Regarding the Feb. 4 news article “Obama, Santos to mark ‘Plan Colombia’ milestone”:

Colombia, once considered a near-failed state, the result of an out-of-control drug trade and a five-decade civil war, is close to achieving a lasting peace, thanks in a large part to U.S. support. The end to decades of violence and insecurity offers a tremendous opportunity to make an investment in Colombia’s rural areas and build a viable peace dividend for the poorest people who suffered most in the war.

It would be a huge mistake for the United States to prematurely declare victory and walk away. For a successful peace process, the United States must continue to supply resources for demobilization, cease-fire monitoring and other key aspects of implementation while pressing for more effective protection for human rights defenders and the displaced. We can invest in the people and civil society groups, especially in rural areas, who will build the new Colombian countryside.

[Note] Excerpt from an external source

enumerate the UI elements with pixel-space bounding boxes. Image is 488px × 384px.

For this to happen, however, the Colombian state must promote inclusive growth and counter the illegal economic activities and intimidation that forced so many from their land during the conflict. Colombia has long been among the largest recipients of U.S. foreign assistance in the Western Hemisphere, much of it for police and military support. Now is our chance to lead the way in waging peace.

Daniel Speckhard, Baltimore

The writer, a former U.S. ambassador to Belarus and Greece, is president and chief executive of Lutheran World Relief.